Digging Into Normal Incorporated Stereo Matching
This work addresses a bottleneck in stereo matching for computer vision applications, but it is incremental as it builds on existing learning-based methods with specific geometric enhancements.
The paper tackled the problem of disparity estimation in challenging regions like low-texture, occluded, and bordered areas in stereo matching by incorporating geometric guidance from normal maps, resulting in a method that ranked 1st on the KITTI 2015 dataset and 3rd on the Scene Flow dataset.

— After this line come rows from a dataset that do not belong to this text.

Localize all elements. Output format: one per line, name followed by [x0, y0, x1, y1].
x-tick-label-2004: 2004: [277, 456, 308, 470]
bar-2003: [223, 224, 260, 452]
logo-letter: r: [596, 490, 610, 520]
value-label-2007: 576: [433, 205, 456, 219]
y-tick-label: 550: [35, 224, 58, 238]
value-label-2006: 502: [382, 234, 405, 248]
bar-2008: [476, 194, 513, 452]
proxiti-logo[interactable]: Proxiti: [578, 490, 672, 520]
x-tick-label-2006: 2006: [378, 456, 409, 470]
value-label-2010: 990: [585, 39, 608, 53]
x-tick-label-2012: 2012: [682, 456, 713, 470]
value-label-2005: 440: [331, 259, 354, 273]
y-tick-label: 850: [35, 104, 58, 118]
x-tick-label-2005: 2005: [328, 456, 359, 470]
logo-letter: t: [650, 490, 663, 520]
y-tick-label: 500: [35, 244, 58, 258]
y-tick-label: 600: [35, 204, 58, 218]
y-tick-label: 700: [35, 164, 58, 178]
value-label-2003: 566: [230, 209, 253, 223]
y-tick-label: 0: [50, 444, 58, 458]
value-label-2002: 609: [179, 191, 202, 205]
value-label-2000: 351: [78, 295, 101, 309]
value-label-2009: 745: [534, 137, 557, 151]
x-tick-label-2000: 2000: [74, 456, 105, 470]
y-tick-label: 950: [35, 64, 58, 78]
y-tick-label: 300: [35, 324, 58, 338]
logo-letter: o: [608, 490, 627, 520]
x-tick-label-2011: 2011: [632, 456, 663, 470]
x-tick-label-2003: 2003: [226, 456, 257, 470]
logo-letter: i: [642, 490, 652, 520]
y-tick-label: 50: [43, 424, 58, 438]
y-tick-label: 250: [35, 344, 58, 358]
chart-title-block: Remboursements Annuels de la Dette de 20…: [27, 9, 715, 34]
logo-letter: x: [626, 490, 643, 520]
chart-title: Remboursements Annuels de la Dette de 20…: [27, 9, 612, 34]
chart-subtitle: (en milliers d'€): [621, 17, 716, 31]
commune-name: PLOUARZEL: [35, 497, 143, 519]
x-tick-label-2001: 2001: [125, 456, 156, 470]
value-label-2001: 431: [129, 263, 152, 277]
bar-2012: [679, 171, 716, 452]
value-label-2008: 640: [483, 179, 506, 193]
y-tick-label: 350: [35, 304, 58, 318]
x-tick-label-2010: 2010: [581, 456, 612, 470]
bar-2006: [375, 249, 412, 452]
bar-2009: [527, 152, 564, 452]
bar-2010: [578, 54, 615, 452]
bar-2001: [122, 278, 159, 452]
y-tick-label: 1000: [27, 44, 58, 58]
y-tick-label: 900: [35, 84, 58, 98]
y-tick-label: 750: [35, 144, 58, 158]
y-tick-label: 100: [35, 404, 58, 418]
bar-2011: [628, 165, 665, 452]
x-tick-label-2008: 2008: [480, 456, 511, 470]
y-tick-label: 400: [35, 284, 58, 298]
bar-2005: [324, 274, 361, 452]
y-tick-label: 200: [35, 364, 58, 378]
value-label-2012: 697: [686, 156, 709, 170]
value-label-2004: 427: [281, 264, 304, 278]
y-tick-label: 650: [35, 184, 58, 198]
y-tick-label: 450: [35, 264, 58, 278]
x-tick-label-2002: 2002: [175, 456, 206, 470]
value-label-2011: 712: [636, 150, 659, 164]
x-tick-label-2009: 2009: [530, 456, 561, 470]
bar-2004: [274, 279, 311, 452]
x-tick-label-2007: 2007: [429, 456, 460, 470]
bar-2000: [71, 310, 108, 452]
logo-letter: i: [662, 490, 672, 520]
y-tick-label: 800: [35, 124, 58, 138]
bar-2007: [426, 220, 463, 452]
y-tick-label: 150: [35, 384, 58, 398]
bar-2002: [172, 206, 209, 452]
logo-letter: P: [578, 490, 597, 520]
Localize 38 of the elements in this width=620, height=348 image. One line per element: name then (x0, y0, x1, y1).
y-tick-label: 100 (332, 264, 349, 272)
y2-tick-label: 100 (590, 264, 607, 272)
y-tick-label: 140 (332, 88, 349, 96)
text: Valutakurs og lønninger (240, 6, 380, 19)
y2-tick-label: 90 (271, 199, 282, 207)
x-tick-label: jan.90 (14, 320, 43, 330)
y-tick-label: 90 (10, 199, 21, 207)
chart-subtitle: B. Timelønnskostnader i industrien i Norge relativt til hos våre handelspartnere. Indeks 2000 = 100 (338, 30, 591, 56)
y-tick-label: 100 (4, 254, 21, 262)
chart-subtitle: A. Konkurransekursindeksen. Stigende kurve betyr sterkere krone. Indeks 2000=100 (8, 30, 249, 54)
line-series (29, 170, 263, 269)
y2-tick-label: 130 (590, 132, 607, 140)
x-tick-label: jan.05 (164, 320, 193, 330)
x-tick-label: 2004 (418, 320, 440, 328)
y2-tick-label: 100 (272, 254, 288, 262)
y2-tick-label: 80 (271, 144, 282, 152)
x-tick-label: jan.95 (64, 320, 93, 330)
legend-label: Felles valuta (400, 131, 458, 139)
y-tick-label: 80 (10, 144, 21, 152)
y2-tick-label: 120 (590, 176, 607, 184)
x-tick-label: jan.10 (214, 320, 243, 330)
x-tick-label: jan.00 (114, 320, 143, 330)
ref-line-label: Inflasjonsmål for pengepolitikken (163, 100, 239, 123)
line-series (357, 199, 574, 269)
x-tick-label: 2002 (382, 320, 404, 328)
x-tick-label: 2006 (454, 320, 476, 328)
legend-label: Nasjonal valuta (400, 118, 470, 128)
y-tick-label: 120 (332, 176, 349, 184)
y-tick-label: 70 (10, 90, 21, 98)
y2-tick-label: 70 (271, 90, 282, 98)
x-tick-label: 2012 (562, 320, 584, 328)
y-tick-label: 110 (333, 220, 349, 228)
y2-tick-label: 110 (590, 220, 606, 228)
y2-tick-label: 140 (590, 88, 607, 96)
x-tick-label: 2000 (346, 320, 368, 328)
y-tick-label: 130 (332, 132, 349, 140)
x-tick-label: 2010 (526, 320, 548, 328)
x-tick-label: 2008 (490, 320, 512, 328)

Despite the remarkable progress facilitated by learning-based stereo-matching algorithms, disparity estimation in low-texture, occluded, and bordered regions still remains a bottleneck that limits the performance. To tackle these challenges, geometric guidance like plane information is necessary as it provides intuitive guidance about disparity consistency and affinity similarity. In this paper, we propose a normal incorporated joint learning framework consisting of two specific modules named non-local disparity propagation(NDP) and affinity-aware residual learning(ARL). The estimated normal map is first utilized for calculating a non-local affinity matrix and a non-local offset to perform spatial propagation at the disparity level. To enhance geometric consistency, especially in low-texture regions, the estimated normal map is then leveraged to calculate a local affinity matrix, providing the residual learning with information about where the correction should refer and thus improving the residual learning efficiency. Extensive experiments on several public datasets including Scene Flow, KITTI 2015, and Middlebury 2014 validate the effectiveness of our proposed method. By the time we finished this work, our approach ranked 1st for stereo matching across foreground pixels on the KITTI 2015 dataset and 3rd on the Scene Flow dataset among all the published works.